Over-fitting is a lie.

Backgroud

I previously talked about predicting and decoding brain activity as recorded using fMRI. In that post I followed the tried and true approach of (1) extracting some features from the stimulus and (2) fitting a regularised linear regression from the features to brain activity. It works really well.

One of the reasons we use linear regression in these type of “encoding” studies is that there is not much data. For example in that study the training set had only about 7200 samples (which is quite a lot by fMRI community standards). The traditional thinking is that very rich models, such as deep neural nets (NNs) with millions of parameters, will disastrously over-fit in this type of situation, resulting in low performance. However, this traditional thinking may be out of date.

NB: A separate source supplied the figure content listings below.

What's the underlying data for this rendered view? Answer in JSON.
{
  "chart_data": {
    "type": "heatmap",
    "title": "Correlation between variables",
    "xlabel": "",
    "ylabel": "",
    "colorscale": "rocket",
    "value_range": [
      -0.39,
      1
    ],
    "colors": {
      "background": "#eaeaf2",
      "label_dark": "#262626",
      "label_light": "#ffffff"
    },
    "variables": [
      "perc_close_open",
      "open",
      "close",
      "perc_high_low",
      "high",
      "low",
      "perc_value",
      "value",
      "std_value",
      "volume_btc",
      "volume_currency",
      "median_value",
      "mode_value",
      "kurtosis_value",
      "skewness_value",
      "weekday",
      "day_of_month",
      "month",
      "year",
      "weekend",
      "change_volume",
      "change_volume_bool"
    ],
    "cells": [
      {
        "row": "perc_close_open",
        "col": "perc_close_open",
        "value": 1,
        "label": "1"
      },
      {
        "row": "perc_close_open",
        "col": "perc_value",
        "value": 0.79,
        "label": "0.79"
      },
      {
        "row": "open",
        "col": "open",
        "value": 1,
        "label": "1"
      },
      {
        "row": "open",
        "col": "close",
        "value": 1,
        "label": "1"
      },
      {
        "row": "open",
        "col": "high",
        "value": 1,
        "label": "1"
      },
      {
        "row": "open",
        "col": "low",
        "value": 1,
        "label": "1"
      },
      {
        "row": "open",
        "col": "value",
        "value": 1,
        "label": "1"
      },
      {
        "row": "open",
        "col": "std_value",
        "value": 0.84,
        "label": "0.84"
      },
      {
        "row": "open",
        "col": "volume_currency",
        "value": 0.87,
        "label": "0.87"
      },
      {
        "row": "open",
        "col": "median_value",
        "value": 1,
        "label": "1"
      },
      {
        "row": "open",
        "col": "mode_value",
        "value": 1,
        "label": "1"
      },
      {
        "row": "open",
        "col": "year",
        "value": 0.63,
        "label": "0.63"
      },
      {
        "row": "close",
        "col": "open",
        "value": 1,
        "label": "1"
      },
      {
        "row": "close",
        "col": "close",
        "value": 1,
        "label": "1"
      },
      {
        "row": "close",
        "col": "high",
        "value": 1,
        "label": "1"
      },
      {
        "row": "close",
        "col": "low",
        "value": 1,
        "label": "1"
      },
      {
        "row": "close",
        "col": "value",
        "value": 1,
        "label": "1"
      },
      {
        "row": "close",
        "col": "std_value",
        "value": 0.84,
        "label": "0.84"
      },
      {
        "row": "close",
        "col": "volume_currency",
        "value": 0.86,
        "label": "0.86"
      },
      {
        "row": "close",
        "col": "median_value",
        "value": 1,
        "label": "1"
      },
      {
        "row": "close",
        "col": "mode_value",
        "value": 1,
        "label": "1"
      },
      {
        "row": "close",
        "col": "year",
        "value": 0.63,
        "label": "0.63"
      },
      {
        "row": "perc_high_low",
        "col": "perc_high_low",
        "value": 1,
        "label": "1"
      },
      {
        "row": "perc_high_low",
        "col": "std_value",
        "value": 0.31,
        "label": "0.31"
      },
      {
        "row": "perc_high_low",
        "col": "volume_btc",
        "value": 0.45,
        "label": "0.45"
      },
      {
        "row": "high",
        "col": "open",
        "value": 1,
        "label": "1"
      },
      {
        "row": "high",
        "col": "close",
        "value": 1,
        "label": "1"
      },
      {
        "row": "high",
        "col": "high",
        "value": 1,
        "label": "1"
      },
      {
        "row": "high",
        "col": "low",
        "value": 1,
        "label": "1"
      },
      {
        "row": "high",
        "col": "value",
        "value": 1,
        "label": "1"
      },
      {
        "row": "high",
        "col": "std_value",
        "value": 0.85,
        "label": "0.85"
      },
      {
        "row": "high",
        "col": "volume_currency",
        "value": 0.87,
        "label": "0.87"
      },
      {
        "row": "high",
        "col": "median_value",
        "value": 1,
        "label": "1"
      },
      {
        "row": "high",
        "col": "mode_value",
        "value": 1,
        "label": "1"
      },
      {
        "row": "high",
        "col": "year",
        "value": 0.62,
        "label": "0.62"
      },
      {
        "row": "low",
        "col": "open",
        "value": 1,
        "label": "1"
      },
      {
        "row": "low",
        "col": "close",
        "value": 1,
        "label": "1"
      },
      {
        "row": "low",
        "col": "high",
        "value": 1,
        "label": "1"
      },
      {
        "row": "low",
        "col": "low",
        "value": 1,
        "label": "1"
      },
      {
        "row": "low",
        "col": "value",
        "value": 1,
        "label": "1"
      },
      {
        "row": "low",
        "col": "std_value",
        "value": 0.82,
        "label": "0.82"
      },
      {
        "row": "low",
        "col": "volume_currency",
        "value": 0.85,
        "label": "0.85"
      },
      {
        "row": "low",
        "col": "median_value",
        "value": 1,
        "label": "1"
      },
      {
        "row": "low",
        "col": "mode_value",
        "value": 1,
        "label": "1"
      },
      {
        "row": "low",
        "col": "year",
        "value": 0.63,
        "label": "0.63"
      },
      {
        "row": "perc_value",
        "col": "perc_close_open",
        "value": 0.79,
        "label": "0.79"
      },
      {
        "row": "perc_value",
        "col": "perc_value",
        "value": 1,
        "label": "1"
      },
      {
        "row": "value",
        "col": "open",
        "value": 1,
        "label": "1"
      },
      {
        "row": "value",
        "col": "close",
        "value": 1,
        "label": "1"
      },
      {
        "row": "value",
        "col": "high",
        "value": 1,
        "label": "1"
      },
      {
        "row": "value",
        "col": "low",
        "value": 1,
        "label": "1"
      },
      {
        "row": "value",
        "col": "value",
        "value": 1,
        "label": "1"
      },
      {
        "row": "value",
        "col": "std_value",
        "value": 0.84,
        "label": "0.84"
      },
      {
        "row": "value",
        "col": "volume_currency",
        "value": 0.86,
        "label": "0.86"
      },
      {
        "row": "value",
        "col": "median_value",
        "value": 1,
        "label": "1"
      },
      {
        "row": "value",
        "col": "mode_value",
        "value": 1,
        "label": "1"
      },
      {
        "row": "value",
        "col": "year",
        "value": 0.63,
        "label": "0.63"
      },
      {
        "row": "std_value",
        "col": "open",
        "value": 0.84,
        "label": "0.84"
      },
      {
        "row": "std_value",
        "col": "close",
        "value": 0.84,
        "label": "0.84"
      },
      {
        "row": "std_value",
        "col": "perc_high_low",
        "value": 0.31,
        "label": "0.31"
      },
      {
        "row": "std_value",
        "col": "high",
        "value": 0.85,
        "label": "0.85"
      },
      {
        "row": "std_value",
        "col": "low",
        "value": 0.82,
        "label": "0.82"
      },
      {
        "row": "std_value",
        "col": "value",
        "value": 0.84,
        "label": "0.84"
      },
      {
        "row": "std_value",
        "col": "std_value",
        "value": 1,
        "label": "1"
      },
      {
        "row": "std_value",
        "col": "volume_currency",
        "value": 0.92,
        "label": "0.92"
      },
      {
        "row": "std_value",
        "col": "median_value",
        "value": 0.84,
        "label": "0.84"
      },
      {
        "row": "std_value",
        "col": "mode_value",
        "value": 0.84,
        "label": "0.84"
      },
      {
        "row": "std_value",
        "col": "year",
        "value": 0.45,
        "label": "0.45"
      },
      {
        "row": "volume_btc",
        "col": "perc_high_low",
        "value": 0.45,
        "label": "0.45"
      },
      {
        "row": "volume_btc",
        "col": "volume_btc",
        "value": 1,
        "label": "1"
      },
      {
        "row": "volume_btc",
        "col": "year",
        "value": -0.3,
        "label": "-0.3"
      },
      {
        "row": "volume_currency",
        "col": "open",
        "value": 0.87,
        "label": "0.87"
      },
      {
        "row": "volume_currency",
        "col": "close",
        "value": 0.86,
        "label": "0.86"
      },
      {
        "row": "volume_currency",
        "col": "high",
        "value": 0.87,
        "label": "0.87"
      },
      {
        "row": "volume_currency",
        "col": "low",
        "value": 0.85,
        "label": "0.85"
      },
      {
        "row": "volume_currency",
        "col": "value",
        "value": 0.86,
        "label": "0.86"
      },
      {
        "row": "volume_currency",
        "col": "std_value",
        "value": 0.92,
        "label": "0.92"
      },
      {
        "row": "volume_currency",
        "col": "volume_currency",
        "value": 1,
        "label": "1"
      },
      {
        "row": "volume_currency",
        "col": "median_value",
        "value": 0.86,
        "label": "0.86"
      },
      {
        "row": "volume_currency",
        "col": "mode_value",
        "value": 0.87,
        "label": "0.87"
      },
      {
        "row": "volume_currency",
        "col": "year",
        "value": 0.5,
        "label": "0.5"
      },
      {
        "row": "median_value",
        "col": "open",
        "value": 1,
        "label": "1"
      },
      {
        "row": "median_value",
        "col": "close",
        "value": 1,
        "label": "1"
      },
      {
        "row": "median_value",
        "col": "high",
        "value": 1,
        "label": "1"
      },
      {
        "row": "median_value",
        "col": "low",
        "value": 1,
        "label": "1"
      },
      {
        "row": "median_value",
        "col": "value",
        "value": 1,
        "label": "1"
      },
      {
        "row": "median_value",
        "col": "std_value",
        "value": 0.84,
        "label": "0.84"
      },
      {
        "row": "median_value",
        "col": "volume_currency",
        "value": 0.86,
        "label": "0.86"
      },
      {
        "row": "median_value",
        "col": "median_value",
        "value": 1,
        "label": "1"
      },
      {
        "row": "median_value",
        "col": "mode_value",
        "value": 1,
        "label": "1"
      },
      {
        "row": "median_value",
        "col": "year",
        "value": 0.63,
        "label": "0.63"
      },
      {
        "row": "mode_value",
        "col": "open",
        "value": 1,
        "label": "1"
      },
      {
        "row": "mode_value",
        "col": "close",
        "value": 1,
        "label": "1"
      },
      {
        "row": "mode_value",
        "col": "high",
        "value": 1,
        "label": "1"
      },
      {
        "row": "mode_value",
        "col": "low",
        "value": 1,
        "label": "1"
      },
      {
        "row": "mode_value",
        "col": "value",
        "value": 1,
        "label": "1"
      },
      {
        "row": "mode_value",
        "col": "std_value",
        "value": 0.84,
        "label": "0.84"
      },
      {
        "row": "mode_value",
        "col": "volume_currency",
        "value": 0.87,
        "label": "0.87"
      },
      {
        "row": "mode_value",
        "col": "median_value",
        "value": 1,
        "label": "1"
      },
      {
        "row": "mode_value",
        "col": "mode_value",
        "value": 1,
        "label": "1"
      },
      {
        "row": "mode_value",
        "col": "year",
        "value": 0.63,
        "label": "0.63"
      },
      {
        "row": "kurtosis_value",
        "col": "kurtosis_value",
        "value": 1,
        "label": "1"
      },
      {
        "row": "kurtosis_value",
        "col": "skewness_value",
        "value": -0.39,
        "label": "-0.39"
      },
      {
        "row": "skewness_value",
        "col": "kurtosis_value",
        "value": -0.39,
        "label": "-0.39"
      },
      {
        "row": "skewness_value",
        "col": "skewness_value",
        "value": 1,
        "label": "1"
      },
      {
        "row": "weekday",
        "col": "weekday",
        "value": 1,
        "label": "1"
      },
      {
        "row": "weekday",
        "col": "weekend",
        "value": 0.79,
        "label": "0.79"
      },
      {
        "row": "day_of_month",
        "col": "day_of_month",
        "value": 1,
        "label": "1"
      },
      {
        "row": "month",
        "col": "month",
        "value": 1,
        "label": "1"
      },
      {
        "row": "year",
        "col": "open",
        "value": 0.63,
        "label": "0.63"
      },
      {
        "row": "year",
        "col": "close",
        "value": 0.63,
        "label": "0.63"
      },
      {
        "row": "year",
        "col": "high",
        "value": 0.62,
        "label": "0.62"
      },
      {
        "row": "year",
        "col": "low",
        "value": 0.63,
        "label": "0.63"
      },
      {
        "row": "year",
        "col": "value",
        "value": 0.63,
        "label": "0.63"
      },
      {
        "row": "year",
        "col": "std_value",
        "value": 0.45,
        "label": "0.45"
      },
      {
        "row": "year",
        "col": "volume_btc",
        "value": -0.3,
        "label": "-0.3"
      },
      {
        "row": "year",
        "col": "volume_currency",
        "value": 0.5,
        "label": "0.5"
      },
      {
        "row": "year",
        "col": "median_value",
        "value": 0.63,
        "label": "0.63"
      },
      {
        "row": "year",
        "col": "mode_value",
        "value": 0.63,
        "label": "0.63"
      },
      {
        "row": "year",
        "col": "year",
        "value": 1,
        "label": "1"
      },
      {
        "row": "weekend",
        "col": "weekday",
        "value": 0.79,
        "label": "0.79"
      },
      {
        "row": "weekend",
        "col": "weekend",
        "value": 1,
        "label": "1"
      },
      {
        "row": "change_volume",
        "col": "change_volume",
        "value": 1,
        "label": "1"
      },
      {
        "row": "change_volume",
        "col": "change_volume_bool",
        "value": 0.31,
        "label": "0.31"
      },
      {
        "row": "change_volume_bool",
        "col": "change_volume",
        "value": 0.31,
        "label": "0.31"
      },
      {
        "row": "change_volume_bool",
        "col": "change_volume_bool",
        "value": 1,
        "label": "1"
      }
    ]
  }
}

A recent paper uploaded to bioarxiv generated some discussion in our lab. It is a very thorough study looking at predicting brain activity using deep NNs with many interesting results. Among these results, the authors show that replacing the linear regression with a NN provides a substantial improvement over linear regression (see also here).

I think is pretty likely that with some effort and a lot of NN know-how an expert can improve on the performance of a linear model. But I figured that avoiding over-fitting in this situation is going to be really hard, and that an out of the box implementation would perform disastrously. So I thought I’d give it a go.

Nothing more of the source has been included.